To highlight this common threat, hundreds of Palestinians from across historic Palestine went out to the street on July 15 to protest against the Israeli plan of forced displacement and again on August 1.

Early demonstrations began in the Naqab/Negev, and moved to Gaza, the West Bank and up to the Galilee. Demonstrators all carried signs that said “Prawer will not pass.” In Beersheba, Sakhnin, Jerusalem and other areas they were brutally repressed by the Israeli security forces. Meanwhile, the Palestinian authorities in Gaza and Ramallah, who are at odds on almost everything else, each acted to prevent July demonstrations from taking place. Nevertheless, they happened.

The significance of these demonstrations should be seriously addressed, especially by those, like Kerry, who are interested in making peace. They demonstrate that the Palestinian People maintains its solidarity and unity across political divisions and geographic boundaries.
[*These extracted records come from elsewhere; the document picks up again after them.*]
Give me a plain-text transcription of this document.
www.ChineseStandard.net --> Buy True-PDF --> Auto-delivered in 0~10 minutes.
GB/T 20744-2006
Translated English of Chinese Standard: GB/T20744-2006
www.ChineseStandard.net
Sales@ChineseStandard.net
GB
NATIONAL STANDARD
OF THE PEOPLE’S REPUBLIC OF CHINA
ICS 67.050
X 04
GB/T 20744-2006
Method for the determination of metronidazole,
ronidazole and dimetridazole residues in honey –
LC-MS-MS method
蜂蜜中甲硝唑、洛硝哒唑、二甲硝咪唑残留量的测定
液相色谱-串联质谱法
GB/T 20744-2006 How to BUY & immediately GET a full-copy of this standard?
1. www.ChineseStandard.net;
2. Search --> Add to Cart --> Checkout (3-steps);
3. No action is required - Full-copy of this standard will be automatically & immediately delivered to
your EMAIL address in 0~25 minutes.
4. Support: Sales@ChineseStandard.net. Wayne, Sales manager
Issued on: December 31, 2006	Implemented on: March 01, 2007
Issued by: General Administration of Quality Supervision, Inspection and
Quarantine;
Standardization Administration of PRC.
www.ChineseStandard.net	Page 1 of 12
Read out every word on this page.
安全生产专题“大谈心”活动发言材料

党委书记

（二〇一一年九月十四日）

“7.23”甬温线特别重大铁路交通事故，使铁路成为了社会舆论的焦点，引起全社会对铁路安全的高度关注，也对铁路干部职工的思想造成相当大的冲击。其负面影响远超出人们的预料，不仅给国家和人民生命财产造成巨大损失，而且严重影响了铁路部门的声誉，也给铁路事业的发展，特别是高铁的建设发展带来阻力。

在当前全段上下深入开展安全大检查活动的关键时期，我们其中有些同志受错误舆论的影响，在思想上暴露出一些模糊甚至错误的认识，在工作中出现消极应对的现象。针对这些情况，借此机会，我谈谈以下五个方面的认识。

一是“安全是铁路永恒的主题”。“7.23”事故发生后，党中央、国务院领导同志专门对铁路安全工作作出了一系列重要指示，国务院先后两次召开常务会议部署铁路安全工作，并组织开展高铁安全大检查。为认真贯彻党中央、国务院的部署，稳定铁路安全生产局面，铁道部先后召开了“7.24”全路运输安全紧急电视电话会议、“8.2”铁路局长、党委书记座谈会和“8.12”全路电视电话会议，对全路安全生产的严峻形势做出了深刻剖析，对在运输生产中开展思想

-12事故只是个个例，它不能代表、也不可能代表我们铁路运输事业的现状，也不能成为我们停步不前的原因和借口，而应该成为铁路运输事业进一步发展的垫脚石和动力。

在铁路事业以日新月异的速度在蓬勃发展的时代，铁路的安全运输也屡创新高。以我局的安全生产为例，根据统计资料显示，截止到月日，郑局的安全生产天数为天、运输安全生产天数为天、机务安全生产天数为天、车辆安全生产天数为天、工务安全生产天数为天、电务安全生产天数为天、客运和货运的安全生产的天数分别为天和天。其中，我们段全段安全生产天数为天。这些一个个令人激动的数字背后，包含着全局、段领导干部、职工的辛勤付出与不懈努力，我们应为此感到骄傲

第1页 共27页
More importantly, the demonstrations highlight a key shortcoming of previous peace efforts. A genuine peace process needs not only to tackle issues of borders and security or the other issues commonly referred to as “final status” issues, but it should also adopt a transitional justice framework, as has been done in other violent conflicts such as South Africa, Liberia, Sierra Leone, Timor-Leste and Colombia. The first goals of such a framework would be to immediately stop the displacement of civilians and then to provide comprehensive reparations to the victims.

The protests, Palestinians will tell you, are not only against the Prawer plan, but also against what it represents: the Israeli policy of forced displacement, the root of the conflict, and the threat facing Palestinians across the country. Prawer is known by many other names in communities facing home demolitions, discrimination and other violations of human rights in East Jerusalem, the Jordan Valley, Lod and Ramleh, Yaffa and Akko, and the Galilee. It has been lived for decades by the refugees of the 1948 and 1967 wars who have never been allowed to return home.

A peace process that ignores the displaced and soon-to-be-displaced will only perpetuate the human rights crisis in Palestine/Israel and the region. Incorporating a model of transitional justice in Palestine/Israel is essential to establishing a just and lasting peace.

Hijazi and Nuseibah are, respectively, policy member and policy advisor of Al-Shabaka: The Palestinian Policy Network.